While the tradition has been continuing for decades now, the practice is anything but dated. Patients are now using treadmills and even using Nintendo Wii's Fit and Sport games to ward off deconditioning and improve recovery. Even patients who cannot support themselves are connected to a standing sling hovering over the treadmill that partially supports their weight while allowing them to move and use their muscles.
"But it's important to realize that this is not just a physiotherapist initiative," says Nathalie. "This is reinforced by the whole staff. Nurses often take patients for walks and get them moving without us there, leaving more complicated cases for Vince and I."
The complicated cases involve managing the multiple lines common in ICU patients. Nathalie and Vincent will get patients up and walking even if they are still vented by an endotracheal tube (ET tube or breathing tube).

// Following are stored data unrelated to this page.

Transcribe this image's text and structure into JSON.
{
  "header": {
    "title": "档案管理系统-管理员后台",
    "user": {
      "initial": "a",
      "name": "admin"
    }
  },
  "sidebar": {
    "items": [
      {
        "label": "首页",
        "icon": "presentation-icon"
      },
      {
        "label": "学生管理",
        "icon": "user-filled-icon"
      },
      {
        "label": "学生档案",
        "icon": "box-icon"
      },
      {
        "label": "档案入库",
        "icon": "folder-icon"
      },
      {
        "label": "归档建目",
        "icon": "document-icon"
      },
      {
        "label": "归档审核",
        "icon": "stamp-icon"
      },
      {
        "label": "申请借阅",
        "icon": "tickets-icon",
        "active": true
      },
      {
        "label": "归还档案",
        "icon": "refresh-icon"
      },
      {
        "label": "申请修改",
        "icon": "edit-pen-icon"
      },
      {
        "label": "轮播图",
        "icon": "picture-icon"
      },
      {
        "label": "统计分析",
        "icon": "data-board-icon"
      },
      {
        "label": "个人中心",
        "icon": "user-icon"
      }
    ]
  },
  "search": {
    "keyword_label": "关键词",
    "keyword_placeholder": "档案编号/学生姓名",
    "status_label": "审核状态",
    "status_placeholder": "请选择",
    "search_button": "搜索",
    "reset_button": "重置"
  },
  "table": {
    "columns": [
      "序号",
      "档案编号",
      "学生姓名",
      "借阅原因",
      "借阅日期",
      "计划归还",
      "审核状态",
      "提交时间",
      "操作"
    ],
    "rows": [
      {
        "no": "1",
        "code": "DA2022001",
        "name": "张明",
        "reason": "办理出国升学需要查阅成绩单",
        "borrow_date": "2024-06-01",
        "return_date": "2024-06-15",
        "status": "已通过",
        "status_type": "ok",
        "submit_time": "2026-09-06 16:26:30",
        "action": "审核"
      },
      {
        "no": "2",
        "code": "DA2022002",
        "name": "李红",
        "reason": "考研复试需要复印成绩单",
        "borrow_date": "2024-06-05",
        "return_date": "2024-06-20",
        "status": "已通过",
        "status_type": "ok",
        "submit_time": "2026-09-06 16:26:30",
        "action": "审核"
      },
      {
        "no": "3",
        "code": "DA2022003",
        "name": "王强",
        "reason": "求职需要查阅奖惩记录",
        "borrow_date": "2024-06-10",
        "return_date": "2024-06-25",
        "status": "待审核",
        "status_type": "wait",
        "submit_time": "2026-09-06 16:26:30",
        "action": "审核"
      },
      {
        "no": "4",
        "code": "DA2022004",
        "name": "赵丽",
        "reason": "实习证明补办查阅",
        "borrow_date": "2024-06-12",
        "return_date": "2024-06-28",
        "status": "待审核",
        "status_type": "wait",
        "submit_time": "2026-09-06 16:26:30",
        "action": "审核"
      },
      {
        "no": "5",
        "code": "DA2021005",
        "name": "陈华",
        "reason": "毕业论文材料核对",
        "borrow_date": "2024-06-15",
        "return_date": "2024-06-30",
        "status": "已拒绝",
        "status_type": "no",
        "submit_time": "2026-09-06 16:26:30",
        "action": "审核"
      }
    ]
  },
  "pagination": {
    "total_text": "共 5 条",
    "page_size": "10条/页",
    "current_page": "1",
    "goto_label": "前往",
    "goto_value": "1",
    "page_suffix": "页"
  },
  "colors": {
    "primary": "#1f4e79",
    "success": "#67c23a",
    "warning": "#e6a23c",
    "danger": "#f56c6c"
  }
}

Nathalie explains that seeing patients walking with an ET tube is "such a shock to the groups that shadow us. It's a more flimsy tube that can easily come out but it is definitely possible to ambulate a patient who is using one. And it means that we don't have to wait for them to be trached before we can start mobilizing."
And there are a lot of shadows – people from care centres around the GTA and as far as Brazil and Singapore have come to learn about our MSICU's mobilization techniques.
There are a lot of benefits to be reaped by getting patients up and moving – length of stay can be shortened, patients may be liberated from devices sooner, they also interact more with staff and family while they are in hospital, (such as ventilators), but perhaps most importantly, they may be able to get home sooner and in better shape to resume their daily lives outside of the hospital.
"Once patients are feeling healthy, they look better, they feel better and they show decreased delirium and confusion because they're oriented. It impacts on all levels, not just the physical," says Vincent.